# taz.de -- Gestohlene E-Mail-Daten: Sicherheit als Fremdwort
       
       > Deutsche Behörden kritisieren Yahoo heftig. Der US-Konzern hat einen
       > gigantischen Datenklau eingestehen müssen.
       
 (IMG) Bild: Namen, Geburtstage, Sicherheitsfragen – den Nutzern von Yahoo wurden ihre Daten gestohlen
       
       Berlin taz | Aus Deutschland kommt heftige Kritik am
       US-Internetdienstleister Yahoo, der am Mittwoch den größten Datenhack aller
       Zeiten eingestehen musste. Anwender sollten „genauer hinschauen, welche
       Dienste sie zukünftig nutzen wollen“, hieß es vom Bundesamt für Sicherheit
       in der Informationstechnik. Im Bereich E-Mail gebe es eine Reihe von
       Anbietern aus Deutschland, für die „Sicherheit kein Fremdwort ist.“
       
       Yahoo hatte zuvor einräumen müssen, dass bereits im August 2013 die Daten
       von mehr als einer Milliarde Nutzerprofilen gestohlen worden waren – das
       ist der größte bekannte Diebstahl dieser Art. Zu den gestohlenen
       Informationen gehören offenbar Namen, E-Mail-Adressen, verschlüsselte
       Passwörter, Telefonnummern, Geburtsdaten und Sicherheitsfragen zur
       Feststellung der User-Identität. US-Behörden hatten das Unternehmen
       informiert, dass Dritte über Yahoo-Nutzerdaten verfügten.
       
       „Das Schlimme am aktuellen Fall ist, dass Yahoo eine
       Verschlüsselungstechnik für die Nutzer-Passwörter verwendet hat, die seit
       Jahren nicht mehr sicher ist“, sagt Dennis Schirrmacher, Redakteur beim
       Computermagazin c't. „Das war auch 2013 schon bekannt.“ Für Hacker sei es
       mit überschaubarem Zeitaufwand möglich, die Yahoo-Passwörter zu knacken.
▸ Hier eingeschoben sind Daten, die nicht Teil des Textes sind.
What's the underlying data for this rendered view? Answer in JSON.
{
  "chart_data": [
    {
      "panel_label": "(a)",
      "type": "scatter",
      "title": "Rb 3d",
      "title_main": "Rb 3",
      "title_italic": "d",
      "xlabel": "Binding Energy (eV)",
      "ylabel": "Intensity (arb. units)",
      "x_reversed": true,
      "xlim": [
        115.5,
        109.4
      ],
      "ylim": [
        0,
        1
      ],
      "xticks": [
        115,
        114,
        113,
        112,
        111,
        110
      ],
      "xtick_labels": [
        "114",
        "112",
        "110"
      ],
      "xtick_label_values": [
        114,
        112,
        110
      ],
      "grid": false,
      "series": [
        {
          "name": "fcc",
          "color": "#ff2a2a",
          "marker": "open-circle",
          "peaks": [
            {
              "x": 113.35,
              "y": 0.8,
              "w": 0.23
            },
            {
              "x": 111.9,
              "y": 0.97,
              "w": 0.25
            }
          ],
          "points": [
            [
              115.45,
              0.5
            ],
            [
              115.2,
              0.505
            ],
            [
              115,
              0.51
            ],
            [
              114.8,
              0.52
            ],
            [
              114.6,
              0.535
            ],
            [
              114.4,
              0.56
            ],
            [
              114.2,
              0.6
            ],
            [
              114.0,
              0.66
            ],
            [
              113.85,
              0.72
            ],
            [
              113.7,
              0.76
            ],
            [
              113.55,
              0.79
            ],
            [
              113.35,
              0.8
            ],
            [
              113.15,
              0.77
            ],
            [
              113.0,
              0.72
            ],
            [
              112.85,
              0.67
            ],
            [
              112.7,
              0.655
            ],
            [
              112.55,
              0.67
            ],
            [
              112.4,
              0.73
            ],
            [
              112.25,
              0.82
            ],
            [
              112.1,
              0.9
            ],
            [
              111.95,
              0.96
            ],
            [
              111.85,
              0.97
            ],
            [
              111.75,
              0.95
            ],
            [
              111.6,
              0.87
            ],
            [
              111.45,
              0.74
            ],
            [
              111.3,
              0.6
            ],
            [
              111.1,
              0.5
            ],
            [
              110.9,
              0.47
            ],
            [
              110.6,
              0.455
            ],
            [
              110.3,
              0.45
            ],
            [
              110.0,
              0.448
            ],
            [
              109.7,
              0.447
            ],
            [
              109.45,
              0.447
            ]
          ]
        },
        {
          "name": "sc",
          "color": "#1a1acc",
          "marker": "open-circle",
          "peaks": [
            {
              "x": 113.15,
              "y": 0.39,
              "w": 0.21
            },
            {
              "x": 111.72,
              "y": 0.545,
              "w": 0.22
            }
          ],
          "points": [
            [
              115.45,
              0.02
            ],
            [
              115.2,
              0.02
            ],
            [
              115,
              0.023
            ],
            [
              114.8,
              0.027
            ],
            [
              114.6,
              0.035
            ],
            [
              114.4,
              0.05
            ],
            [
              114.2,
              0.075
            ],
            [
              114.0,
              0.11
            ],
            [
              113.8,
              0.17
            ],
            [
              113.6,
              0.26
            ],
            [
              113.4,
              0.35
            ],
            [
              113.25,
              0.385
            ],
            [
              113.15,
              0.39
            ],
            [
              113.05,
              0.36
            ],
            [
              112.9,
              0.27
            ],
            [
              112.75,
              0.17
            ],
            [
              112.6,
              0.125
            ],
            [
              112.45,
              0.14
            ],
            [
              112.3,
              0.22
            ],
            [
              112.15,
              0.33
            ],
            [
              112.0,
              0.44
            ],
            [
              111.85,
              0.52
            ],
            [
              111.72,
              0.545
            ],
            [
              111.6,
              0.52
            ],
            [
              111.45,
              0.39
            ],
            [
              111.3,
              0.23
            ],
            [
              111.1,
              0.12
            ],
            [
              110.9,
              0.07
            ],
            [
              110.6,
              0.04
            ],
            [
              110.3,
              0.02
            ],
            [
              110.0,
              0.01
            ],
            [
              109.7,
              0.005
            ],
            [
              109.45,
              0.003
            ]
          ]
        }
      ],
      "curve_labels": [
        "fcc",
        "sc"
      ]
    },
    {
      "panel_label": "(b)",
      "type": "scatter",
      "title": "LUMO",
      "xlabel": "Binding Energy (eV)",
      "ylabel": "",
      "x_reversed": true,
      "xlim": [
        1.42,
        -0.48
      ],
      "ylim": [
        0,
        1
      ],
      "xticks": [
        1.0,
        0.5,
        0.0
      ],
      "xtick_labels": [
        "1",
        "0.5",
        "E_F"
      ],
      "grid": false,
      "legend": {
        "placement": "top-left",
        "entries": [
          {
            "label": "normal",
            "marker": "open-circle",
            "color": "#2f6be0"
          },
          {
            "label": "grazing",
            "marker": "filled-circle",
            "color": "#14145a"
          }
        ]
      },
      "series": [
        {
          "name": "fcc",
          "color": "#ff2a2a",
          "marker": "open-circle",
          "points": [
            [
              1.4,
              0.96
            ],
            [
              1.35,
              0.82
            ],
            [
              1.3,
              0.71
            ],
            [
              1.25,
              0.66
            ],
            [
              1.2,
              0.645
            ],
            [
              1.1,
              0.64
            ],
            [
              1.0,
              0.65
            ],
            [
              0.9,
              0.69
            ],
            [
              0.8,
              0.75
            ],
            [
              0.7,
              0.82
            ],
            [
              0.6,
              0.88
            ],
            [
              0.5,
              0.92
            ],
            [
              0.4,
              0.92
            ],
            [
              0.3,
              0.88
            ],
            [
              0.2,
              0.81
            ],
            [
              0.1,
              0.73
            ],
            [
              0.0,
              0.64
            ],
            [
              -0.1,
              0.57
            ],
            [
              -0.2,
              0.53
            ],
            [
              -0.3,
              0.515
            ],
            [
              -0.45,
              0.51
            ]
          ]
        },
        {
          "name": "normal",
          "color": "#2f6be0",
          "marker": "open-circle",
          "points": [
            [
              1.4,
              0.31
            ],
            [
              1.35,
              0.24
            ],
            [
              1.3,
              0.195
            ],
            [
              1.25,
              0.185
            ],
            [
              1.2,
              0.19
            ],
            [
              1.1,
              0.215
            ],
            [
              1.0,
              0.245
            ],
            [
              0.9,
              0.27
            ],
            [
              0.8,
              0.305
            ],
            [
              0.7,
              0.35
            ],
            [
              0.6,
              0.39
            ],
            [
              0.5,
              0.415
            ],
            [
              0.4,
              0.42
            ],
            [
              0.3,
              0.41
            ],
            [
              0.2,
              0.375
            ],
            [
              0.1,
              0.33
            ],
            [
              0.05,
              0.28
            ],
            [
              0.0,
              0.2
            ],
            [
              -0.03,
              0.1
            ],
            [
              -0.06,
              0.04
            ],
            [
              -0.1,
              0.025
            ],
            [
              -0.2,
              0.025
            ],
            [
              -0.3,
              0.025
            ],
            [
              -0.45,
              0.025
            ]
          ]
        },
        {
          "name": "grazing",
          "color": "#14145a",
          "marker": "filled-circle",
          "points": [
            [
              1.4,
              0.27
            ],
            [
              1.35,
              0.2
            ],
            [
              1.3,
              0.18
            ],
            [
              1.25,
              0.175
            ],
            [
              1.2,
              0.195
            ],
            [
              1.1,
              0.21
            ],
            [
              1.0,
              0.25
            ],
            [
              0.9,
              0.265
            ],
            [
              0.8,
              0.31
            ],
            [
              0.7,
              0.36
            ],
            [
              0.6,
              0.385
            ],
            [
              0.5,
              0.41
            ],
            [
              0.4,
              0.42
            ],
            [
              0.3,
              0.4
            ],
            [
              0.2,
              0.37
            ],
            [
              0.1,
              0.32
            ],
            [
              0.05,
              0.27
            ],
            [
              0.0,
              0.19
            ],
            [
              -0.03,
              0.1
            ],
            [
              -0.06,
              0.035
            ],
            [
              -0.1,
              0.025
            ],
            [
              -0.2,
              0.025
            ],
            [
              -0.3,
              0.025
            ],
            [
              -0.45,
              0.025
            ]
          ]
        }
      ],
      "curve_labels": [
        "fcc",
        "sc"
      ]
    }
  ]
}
       Auch die erbeuteten Sicherheitsfragen und -antworten sind für Kriminelle
       wertvoll, da mit ihrer Hilfe Passwörter zurückgesetzt werden können. Zudem
       verwenden viele Nutzer die gleichen Kombinationen bei verschiedenen
       Diensten.
       
       Erst im September hatte das Unternehmen einen massiven Datendiebstahl
       bekannt gegeben – 2014 waren 500 Millionen Nutzerprofile gehackt worden.
       Das Unternehmen vermutete damals einen von einer Regierung gesponserten
       Dieb hinter der Aktion. Neben dem aktuellen Datendiebstahl gab Yahoo eine
       Attacke mit gefälschten Cookies bekannt – dies deute auf eine Verbindung zu
       dem Täter des Falls von 2014 hin.
       
       ## Neue Zertifizierung für E-Mail-Anbieter
       
       Cookies sind Daten, die im Browser gespeichert werden, sodass man sich
       nicht bei jedem Besuch bestimmter Websites erneut anmelden muss. Yahoo
       erklärte, dass diese Cookies einem „Eindringling erlauben könnten, ohne
       Passwort auf Nutzerinformationen zuzugreifen“. Die betroffenen Nutzer seien
       informiert und die Cookies entfernt worden.
       
       „Seit Jahren dränge ich Freunde und Familie, den E-Mail-Dienst von Yahoo zu
       verlassen“, schreibt der in den USA bekannte Technikjournalist Brian Krebs.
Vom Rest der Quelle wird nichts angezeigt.